Part of me was not surprised at this sudden burst of speed. The Thai competitive spirit behind the seemingly gentle smile is well known to many. I remember reading a newspaper article about the early days of the Vietnam war and American forces described the SEATO troops from Thailand as hard-fighting and cunning warriors. Then there’s the story of how Jim Thompson revived the Thai silk industry over half a century ago. He traveled to the last Thai families still making silk and at each stop, he showed them the silk he bought from the previous families. Soon each family was competing against the others, trying to make the best designs or the best quality silk. And even today, any farang foolish enough to start a fight with a Thai will usually end up fighting a group. Why? Not because they are cowards but because they are not going to let you win, period, even if they have to drag their grandmother in swinging a wok.
Although I know my wife was not competing against me, I wasn’t sure who she saw as her nemesis in the crowded field of runners.
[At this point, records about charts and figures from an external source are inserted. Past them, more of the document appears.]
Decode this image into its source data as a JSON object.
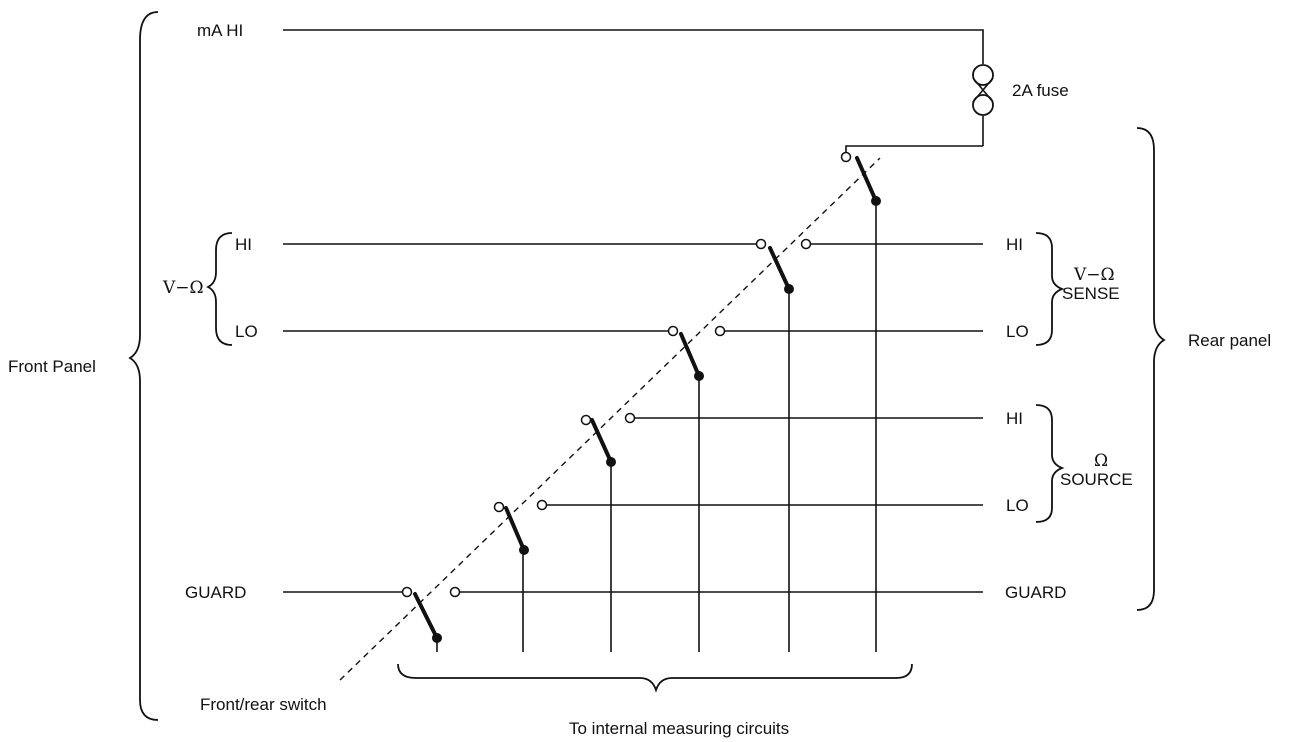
{
  "front": {
    "ma_hi": "mA HI",
    "v_ohm": "V−Ω",
    "hi": "HI",
    "lo": "LO",
    "guard": "GUARD",
    "panel": "Front Panel"
  },
  "rear": {
    "sense_hi": "HI",
    "sense_lo": "LO",
    "sense_v_ohm": "V−Ω",
    "sense_word": "SENSE",
    "source_hi": "HI",
    "source_lo": "LO",
    "source_ohm": "Ω",
    "source_word": "SOURCE",
    "guard": "GUARD",
    "panel": "Rear panel"
  },
  "fuse": "2A fuse",
  "switch": "Front/rear switch",
  "internal": "To internal measuring circuits"
}
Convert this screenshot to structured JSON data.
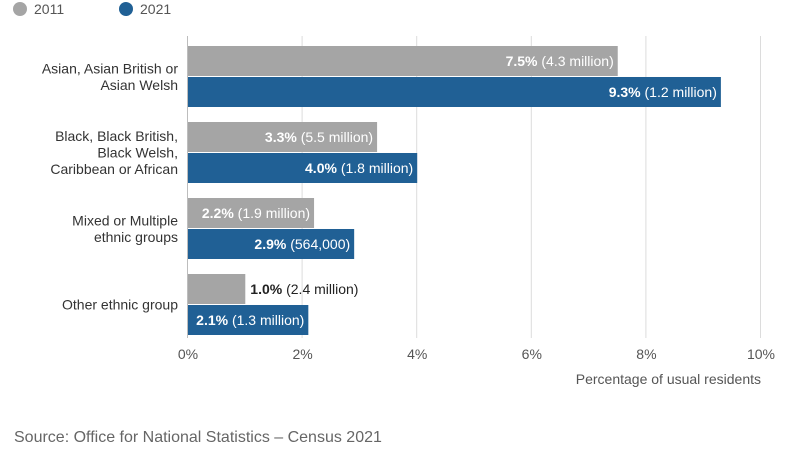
{
  "chart_data": {
    "type": "bar",
    "orientation": "horizontal",
    "categories": [
      "Asian, Asian British or Asian Welsh",
      "Black, Black British, Black Welsh, Caribbean or African",
      "Mixed or Multiple ethnic groups",
      "Other ethnic group"
    ],
    "series": [
      {
        "name": "2011",
        "color": "#a5a5a5",
        "values": [
          7.5,
          3.3,
          2.2,
          1.0
        ],
        "value_labels": [
          "7.5%",
          "3.3%",
          "2.2%",
          "1.0%"
        ],
        "count_labels": [
          "(4.3 million)",
          "(5.5 million)",
          "(1.9 million)",
          "(2.4 million)"
        ]
      },
      {
        "name": "2021",
        "color": "#206095",
        "values": [
          9.3,
          4.0,
          2.9,
          2.1
        ],
        "value_labels": [
          "9.3%",
          "4.0%",
          "2.9%",
          "2.1%"
        ],
        "count_labels": [
          "(1.2 million)",
          "(1.8 million)",
          "(564,000)",
          "(1.3 million)"
        ]
      }
    ],
    "xlabel": "Percentage of usual residents",
    "ylabel": "",
    "xlim": [
      0,
      10
    ],
    "xticks": [
      0,
      2,
      4,
      6,
      8,
      10
    ],
    "xtick_labels": [
      "0%",
      "2%",
      "4%",
      "6%",
      "8%",
      "10%"
    ],
    "grid": true,
    "legend_placement": "top-left"
  },
  "source": "Source: Office for National Statistics – Census 2021"
}
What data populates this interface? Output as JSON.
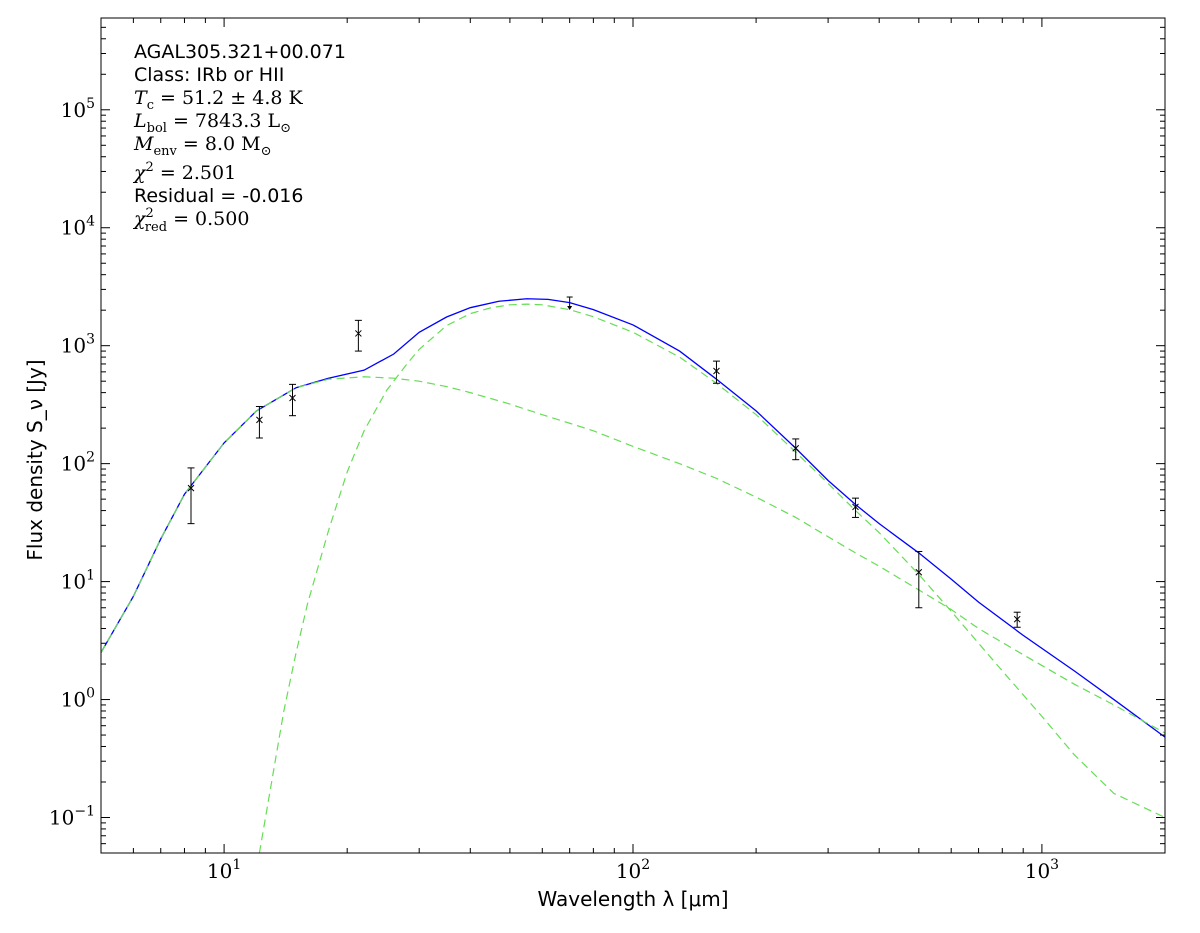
{
  "chart_data": {
    "type": "line",
    "xlabel": "Wavelength λ [μm]",
    "ylabel": "Flux density S_ν [Jy]",
    "x_scale": "log",
    "y_scale": "log",
    "xlim": [
      5,
      2000
    ],
    "ylim": [
      0.05,
      600000
    ],
    "grid": false,
    "x_tick_labels": [
      {
        "value": 10,
        "base": "10",
        "exp": "1"
      },
      {
        "value": 100,
        "base": "10",
        "exp": "2"
      },
      {
        "value": 1000,
        "base": "10",
        "exp": "3"
      }
    ],
    "y_tick_labels": [
      {
        "value": 0.1,
        "base": "10",
        "exp": "−1"
      },
      {
        "value": 1,
        "base": "10",
        "exp": "0"
      },
      {
        "value": 10,
        "base": "10",
        "exp": "1"
      },
      {
        "value": 100,
        "base": "10",
        "exp": "2"
      },
      {
        "value": 1000,
        "base": "10",
        "exp": "3"
      },
      {
        "value": 10000,
        "base": "10",
        "exp": "4"
      },
      {
        "value": 100000,
        "base": "10",
        "exp": "5"
      }
    ],
    "annotations": {
      "source": "AGAL305.321+00.071",
      "class_label": "Class: IRb or HII",
      "tc": {
        "sym": "T",
        "sub": "c",
        "rest": " = 51.2 ± 4.8 K"
      },
      "lbol": {
        "sym": "L",
        "sub": "bol",
        "rest": " = 7843.3 L",
        "sun": "⊙"
      },
      "menv": {
        "sym": "M",
        "sub": "env",
        "rest": " = 8.0 M",
        "sun": "⊙"
      },
      "chi2": {
        "sym": "χ",
        "sup": "2",
        "rest": " = 2.501"
      },
      "residual": "Residual = -0.016",
      "chi2red": {
        "sym": "χ",
        "sup": "2",
        "sub": "red",
        "rest": " = 0.500"
      }
    },
    "series": [
      {
        "kind": "total",
        "color": "#0000ff",
        "dash": "solid",
        "x": [
          5,
          6,
          7,
          8,
          10,
          12,
          15,
          18,
          22,
          26,
          30,
          35,
          40,
          47,
          55,
          62,
          70,
          80,
          100,
          130,
          160,
          200,
          250,
          300,
          350,
          400,
          500,
          600,
          700,
          900,
          1200,
          1500,
          2000
        ],
        "y": [
          2.5,
          7.5,
          23,
          55,
          150,
          280,
          440,
          530,
          620,
          850,
          1300,
          1750,
          2100,
          2380,
          2500,
          2470,
          2320,
          2020,
          1500,
          900,
          520,
          280,
          135,
          72,
          45,
          31,
          17.5,
          10.5,
          6.7,
          3.5,
          1.75,
          1.0,
          0.48
        ]
      },
      {
        "kind": "warm-component",
        "color": "#66dd55",
        "dash": "dashed",
        "x": [
          5,
          6,
          7,
          8,
          10,
          12,
          15,
          18,
          22,
          26,
          30,
          35,
          40,
          50,
          60,
          70,
          80,
          100,
          130,
          160,
          200,
          250,
          300,
          350,
          400,
          500,
          600,
          700,
          900,
          1200,
          1500,
          2000
        ],
        "y": [
          2.5,
          7.5,
          23,
          55,
          150,
          280,
          440,
          520,
          545,
          530,
          500,
          450,
          400,
          320,
          260,
          220,
          190,
          140,
          100,
          75,
          52,
          35,
          24,
          17.5,
          13.5,
          8.5,
          5.8,
          4.0,
          2.4,
          1.35,
          0.9,
          0.52
        ]
      },
      {
        "kind": "cold-component",
        "color": "#66dd55",
        "dash": "dashed",
        "x": [
          12.2,
          13,
          14,
          15,
          16,
          18,
          20,
          22,
          25,
          28,
          30,
          35,
          40,
          45,
          50,
          55,
          60,
          70,
          80,
          100,
          130,
          160,
          200,
          250,
          300,
          350,
          400,
          500,
          600,
          700,
          800,
          1000,
          1200,
          1500,
          2000
        ],
        "y": [
          0.05,
          0.18,
          0.8,
          2.5,
          6.5,
          27,
          85,
          190,
          420,
          700,
          930,
          1480,
          1870,
          2100,
          2220,
          2250,
          2220,
          2020,
          1760,
          1300,
          800,
          480,
          260,
          125,
          68,
          40,
          26,
          11.5,
          5.6,
          3.0,
          1.75,
          0.72,
          0.34,
          0.16,
          0.1
        ]
      }
    ],
    "points": [
      {
        "x": 8.3,
        "y": 62,
        "lo": 31,
        "hi": 92,
        "type": "x"
      },
      {
        "x": 12.2,
        "y": 235,
        "lo": 165,
        "hi": 305,
        "type": "x"
      },
      {
        "x": 14.7,
        "y": 360,
        "lo": 255,
        "hi": 470,
        "type": "x"
      },
      {
        "x": 21.3,
        "y": 1270,
        "lo": 900,
        "hi": 1640,
        "type": "x"
      },
      {
        "x": 70,
        "y": 2300,
        "type": "upper"
      },
      {
        "x": 160,
        "y": 610,
        "lo": 480,
        "hi": 740,
        "type": "x"
      },
      {
        "x": 250,
        "y": 135,
        "lo": 108,
        "hi": 162,
        "type": "x"
      },
      {
        "x": 350,
        "y": 43,
        "lo": 35,
        "hi": 51,
        "type": "x"
      },
      {
        "x": 500,
        "y": 12,
        "lo": 6,
        "hi": 18,
        "type": "x"
      },
      {
        "x": 870,
        "y": 4.8,
        "lo": 4.1,
        "hi": 5.5,
        "type": "x"
      }
    ]
  }
}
As we approached the finish line in the shadows of the small stadium, my sweetie started to slow down. I was sure she had run out of gas. Still, it was a gallant effort nonetheless and I was bursting with pride as we crossed the line together. After we caught our breath and downed some water, we started to walk back to the car. Finally, I said, “Darling, I was really proud of the way you picked up the pace, trying to beat out all those other runners.”
She looked at me with a puzzled face. “Are you crazy or what? I was running fast so I could get out of the sun quicker. You know how I hate it when my skin gets dark.”
I should have known better; the Thai competitive spirit in this case was for personal looks and fashion, and not athletic glory. Now, though, I know how to get my sweetie excited to run the marathon in the fall. I will show her how much nicer the t-shirts are for the marathon runners versus the 10 K. Shades of Jim Thompson.
Thais most certainly ARE competitive. Winning is as big a part of it as not losing. Face and bragging rights play a part for sure too.